You Want An Entrepreneurial Work Environment
This one is a bit more controversial. I’ve heard interviewees say their long-term goals are to start their own companies or do something independent, and they’re just using banking as a stepping stone. Even if this is your actual goal, I would strongly recommend against saying so in an interview.
Working at a bank, especially as an investment banking analyst, and doing something entrepreneurial are completely different. As Samuel L. Jackson might say, “ain’t the same ballpark, it ain’t the same league, it ain’t even the same sport.” At the very top levels of banking, what the Managing Directors do is somewhat entrepreneurial because they have to build the business and bring in new clients. It’s not the same as building a business from nothing, but it’s closer than an Analyst will ever be.

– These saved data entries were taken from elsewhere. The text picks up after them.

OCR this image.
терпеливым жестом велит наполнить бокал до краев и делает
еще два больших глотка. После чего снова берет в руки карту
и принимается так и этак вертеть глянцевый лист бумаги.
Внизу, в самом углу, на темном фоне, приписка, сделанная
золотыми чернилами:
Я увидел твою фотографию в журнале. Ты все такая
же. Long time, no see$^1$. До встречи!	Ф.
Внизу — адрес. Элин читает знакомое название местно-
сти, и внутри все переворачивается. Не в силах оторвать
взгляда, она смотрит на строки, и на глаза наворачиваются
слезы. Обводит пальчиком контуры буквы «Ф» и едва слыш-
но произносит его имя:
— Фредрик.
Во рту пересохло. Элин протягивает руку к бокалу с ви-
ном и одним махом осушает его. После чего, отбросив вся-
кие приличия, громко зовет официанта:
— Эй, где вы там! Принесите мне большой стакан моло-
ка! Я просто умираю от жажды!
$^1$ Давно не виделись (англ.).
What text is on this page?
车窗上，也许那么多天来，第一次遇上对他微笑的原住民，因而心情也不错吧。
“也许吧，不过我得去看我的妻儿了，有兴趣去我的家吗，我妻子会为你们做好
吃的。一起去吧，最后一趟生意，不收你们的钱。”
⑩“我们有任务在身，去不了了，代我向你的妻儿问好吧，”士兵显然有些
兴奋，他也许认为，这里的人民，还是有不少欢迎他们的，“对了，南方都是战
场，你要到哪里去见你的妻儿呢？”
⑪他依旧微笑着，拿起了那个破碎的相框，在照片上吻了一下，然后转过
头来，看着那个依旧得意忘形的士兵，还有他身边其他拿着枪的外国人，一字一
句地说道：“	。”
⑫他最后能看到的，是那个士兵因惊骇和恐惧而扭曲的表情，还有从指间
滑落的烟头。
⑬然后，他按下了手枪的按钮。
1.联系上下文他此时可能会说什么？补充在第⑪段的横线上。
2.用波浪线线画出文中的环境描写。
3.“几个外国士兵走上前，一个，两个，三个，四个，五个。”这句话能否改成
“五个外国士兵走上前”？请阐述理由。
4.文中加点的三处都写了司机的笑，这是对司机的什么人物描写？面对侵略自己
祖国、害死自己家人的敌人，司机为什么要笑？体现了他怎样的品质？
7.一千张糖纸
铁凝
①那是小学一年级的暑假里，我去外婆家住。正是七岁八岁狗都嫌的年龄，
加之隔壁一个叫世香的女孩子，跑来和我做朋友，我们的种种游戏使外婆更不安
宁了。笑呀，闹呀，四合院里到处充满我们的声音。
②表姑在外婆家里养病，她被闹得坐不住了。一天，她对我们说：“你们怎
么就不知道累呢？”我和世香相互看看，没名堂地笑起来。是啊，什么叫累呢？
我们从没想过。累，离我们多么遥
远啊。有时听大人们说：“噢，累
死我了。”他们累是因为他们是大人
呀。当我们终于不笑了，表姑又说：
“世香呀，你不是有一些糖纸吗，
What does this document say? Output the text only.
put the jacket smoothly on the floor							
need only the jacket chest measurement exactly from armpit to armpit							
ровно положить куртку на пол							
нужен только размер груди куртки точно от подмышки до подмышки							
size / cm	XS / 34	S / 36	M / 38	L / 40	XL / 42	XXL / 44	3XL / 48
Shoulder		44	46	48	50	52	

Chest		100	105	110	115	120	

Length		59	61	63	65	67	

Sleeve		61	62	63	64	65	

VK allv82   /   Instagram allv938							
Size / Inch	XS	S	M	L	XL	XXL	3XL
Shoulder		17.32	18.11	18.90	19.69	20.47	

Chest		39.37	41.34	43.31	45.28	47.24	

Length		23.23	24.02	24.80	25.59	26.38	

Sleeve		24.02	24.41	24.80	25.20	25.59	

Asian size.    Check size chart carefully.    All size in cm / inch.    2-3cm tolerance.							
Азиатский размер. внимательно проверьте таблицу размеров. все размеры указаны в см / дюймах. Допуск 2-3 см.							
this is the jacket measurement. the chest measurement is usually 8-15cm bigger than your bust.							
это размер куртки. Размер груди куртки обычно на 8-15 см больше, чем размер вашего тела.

The other issue here is that investment banks want to see that you are committed to the job for at least 2-3 years. Even if you don’t want to stay in banking, they would be much more comfortable knowing you want to go to private equity or join a hedge fund, because at least those are still in the realm of finance.
To Say You Could Hack It
This one, again, falls under the realm of something you wouldn’t say, but might have in the back of your mind if you want to do something completely different eventually, such as public service.
Although you can learn a lot in 2 years of banking, it is not worth the pain and suffering you go through if you just want to show people “you could hack it.” If you really do want to do it and then go off and do something unrelated, it would be most rational to be an Analyst for 1 year and then leave for other pursuits. I know of several people who have done something similar. While it’s still painful, 1 year is better than 2 (as long as you’re not at UBS LA). And you still get to take advantage of those investment banking bonuses.
Most of your learning occurs in the first 6 months – 1 year period, so you won’t be missing out on much if you leave after that; the main drawback will be fewer closed deals to discuss.